Kelly Johnston, Cumming School of Medicine
New imaging technique reveals important new mystery
The ability to see macrophages at work has revealed something else: the scientists watched as the powerful cleaners became paralyzed and stopped doing their important job.
“We know when someone is battling a serious infection, especially a respiratory virus like flu or COVID-19, they often develop a secondary infection which can lead to death,” says Kubes. “With this new imaging technique, we were able to see what’s happening with the macrophages during this process.”

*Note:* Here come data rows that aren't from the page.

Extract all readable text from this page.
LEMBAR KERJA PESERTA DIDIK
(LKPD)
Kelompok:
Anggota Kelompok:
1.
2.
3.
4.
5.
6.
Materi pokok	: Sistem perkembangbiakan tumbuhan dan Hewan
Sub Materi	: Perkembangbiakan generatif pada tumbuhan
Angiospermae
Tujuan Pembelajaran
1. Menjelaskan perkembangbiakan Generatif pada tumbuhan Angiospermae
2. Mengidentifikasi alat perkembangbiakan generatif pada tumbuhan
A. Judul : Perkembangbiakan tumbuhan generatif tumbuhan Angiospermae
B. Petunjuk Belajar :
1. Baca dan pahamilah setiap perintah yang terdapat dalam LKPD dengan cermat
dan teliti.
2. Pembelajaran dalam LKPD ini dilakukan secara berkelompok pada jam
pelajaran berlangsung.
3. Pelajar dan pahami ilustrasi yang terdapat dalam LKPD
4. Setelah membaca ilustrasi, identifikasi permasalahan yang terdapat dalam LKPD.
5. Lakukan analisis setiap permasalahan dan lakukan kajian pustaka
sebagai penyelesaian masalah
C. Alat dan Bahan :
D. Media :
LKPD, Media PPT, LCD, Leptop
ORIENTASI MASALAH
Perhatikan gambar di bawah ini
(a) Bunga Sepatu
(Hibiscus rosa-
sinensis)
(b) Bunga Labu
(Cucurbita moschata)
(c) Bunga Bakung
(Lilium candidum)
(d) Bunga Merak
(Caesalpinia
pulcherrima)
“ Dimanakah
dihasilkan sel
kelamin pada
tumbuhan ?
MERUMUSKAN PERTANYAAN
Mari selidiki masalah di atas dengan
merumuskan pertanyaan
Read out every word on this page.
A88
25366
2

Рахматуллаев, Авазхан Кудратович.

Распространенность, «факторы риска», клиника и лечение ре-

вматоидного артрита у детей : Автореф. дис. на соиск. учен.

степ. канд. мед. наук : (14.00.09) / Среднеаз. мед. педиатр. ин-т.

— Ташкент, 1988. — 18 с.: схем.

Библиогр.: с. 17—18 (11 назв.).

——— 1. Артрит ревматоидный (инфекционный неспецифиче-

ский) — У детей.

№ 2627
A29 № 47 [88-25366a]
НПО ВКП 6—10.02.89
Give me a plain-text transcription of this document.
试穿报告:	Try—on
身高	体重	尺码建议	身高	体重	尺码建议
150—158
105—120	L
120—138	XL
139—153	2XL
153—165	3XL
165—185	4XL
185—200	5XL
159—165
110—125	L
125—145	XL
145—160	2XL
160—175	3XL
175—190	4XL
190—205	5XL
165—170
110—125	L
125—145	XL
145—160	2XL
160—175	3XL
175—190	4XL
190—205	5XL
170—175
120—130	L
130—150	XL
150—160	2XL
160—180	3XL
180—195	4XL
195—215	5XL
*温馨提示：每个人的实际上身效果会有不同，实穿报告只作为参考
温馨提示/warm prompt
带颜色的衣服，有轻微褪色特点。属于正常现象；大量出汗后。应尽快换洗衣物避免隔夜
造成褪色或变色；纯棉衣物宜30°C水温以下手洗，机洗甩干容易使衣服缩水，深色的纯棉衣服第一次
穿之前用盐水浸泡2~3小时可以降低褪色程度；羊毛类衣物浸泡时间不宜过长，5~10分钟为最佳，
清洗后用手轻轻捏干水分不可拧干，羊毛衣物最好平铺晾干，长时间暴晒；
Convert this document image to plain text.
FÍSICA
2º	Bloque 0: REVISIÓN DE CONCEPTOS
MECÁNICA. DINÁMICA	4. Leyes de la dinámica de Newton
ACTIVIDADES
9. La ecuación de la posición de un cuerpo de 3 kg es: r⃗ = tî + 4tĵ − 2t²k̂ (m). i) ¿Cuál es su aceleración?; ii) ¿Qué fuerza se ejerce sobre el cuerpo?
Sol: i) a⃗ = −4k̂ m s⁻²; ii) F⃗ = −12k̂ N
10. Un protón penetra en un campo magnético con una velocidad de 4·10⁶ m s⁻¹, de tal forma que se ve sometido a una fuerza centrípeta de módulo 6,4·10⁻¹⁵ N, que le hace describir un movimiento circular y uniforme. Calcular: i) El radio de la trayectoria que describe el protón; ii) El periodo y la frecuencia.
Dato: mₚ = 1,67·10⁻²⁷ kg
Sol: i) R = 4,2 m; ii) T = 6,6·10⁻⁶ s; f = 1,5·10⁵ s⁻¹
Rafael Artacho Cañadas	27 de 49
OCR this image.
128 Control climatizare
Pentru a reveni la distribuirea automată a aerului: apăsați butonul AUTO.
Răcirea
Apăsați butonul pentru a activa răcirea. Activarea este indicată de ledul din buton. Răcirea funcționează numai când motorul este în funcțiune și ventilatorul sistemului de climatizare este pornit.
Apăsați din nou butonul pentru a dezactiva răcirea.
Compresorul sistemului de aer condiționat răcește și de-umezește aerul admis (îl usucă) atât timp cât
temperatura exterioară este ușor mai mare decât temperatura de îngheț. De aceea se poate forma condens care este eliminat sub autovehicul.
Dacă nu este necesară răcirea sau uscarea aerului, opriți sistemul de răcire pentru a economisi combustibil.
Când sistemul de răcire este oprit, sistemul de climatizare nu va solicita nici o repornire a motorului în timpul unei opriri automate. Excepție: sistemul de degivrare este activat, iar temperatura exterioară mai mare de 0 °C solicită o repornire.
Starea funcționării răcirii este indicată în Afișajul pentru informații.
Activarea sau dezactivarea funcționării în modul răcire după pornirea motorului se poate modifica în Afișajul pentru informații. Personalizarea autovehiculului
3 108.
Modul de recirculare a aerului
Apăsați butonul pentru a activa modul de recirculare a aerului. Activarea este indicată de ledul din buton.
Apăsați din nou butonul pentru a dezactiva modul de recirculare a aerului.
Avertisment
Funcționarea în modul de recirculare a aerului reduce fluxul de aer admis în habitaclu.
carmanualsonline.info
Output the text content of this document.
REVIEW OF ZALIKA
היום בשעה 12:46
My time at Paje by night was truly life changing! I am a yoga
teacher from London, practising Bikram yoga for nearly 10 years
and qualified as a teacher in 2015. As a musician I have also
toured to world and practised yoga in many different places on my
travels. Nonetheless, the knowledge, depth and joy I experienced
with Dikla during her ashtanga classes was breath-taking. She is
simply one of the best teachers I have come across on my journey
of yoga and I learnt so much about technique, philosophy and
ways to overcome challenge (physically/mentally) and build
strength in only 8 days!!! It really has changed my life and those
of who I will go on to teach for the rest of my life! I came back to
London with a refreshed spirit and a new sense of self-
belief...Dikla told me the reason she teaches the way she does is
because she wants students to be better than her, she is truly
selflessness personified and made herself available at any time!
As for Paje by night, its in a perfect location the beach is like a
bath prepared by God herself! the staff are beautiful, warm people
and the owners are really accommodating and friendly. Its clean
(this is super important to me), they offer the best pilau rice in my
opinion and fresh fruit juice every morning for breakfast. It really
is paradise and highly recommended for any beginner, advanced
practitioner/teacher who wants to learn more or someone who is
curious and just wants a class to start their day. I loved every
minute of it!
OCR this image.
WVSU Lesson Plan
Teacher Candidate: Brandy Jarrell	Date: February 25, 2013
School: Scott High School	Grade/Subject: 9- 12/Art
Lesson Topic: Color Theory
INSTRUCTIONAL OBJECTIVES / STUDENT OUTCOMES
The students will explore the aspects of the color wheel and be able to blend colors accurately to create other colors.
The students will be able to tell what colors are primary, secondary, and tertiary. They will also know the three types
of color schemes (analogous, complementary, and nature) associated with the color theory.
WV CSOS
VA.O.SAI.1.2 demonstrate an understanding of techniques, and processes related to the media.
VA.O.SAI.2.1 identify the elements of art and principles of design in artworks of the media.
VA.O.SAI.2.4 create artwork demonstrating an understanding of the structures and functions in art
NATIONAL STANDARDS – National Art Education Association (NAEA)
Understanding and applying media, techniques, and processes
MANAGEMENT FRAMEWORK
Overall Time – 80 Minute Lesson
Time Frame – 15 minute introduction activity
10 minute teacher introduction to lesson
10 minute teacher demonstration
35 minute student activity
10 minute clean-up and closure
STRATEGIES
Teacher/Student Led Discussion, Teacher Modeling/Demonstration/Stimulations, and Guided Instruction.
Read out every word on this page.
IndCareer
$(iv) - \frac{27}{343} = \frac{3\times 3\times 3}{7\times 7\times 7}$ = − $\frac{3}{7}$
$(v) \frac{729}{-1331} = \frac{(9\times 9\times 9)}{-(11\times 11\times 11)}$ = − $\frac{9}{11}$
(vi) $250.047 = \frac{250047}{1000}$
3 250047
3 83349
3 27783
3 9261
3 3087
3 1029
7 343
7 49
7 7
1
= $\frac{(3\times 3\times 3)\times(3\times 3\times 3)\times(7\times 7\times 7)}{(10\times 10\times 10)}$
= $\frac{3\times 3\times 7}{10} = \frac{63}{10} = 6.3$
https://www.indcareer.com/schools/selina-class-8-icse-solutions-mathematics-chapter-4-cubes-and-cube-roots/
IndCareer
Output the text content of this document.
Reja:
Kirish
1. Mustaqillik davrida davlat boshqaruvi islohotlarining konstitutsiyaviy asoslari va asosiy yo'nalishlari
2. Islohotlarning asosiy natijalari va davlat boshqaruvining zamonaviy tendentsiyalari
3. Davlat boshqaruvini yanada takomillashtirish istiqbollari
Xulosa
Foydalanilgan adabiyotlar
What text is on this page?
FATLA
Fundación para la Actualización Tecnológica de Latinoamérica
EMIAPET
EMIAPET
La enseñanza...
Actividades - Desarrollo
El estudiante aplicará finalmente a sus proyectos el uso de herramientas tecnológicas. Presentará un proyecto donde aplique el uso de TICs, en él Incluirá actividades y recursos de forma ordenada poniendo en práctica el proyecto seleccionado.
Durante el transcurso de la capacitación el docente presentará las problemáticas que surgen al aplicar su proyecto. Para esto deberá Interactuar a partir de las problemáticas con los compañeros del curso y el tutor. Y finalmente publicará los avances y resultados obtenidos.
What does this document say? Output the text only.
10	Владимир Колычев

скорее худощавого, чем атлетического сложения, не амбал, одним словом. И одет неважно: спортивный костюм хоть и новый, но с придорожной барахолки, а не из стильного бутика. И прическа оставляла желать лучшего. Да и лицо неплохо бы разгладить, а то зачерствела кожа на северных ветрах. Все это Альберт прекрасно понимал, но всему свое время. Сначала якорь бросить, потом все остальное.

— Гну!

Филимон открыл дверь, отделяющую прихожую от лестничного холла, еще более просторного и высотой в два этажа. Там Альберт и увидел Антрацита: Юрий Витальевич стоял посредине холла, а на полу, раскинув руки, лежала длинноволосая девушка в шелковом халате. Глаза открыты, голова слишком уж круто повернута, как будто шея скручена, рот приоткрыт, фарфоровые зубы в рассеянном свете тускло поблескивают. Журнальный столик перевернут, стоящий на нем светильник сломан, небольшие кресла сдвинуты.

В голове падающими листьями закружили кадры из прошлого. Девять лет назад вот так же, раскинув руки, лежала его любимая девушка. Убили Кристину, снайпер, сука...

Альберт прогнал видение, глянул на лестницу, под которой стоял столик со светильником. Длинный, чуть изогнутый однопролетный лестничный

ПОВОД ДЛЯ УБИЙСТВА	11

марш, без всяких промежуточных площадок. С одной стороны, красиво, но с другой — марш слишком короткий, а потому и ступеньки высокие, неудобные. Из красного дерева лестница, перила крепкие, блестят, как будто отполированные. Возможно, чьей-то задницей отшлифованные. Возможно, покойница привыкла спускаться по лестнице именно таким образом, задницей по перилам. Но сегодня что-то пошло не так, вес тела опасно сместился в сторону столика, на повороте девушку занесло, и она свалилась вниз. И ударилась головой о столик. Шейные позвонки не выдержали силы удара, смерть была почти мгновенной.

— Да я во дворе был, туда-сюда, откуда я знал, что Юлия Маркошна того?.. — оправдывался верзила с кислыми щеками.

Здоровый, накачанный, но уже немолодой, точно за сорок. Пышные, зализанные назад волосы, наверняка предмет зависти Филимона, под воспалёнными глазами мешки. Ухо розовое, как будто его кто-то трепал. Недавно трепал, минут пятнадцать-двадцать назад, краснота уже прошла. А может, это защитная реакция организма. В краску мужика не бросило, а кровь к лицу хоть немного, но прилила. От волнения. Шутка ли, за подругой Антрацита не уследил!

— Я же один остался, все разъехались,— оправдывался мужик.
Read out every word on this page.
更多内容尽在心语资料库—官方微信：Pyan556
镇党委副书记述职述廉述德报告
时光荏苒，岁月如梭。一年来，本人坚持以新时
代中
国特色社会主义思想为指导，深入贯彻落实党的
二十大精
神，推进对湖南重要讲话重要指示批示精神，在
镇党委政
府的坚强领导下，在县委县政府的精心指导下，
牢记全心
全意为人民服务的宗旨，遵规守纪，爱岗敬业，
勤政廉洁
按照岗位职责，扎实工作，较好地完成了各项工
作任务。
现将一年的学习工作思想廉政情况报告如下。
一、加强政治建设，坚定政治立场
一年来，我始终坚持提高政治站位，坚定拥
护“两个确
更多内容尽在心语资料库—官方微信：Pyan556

It turns out, at a certain point during the battle against infections, the efficient cleaners become paralyzed, making it easier for new infections to take root and flourish.
“The next step in our research is to find out why this is happening so that we can develop targeted therapies to kickstart the macrophages into action again,” says Kubes.
The research is supported by the Canadian Institutes of Health Research (CIHR), and Cystic Fibrosis Canada. Arpan Neupane was funded by the Alberta Innovates PhD training program. The Nicole Perkins Microbial Communities Core Labs and the Live Cell Imaging Resource Laboratory (LCI) were essential resource to conduct this research.
Paul Kubes, PhD, is the lead for the Infections, Inflammation and Chronic Diseases strategy at the University of Calgary. He is a professor in Department of Physiology and Pharmacology at the Cumming School of Medicine (CSM) and a member of the Snyder Institute for Chronic Diseases at the CSM.
Infections, Inflammation and Chronic Diseases
The University of Calgary is uniquely positioned to find solutions to key global challenges. Through the research strategy for Infections, Inflammation, and Chronic Diseases in the Changing Environment (IICD), top scientists lead multidisciplinary teams to understand and prevent the complex factors that threaten our health and economies.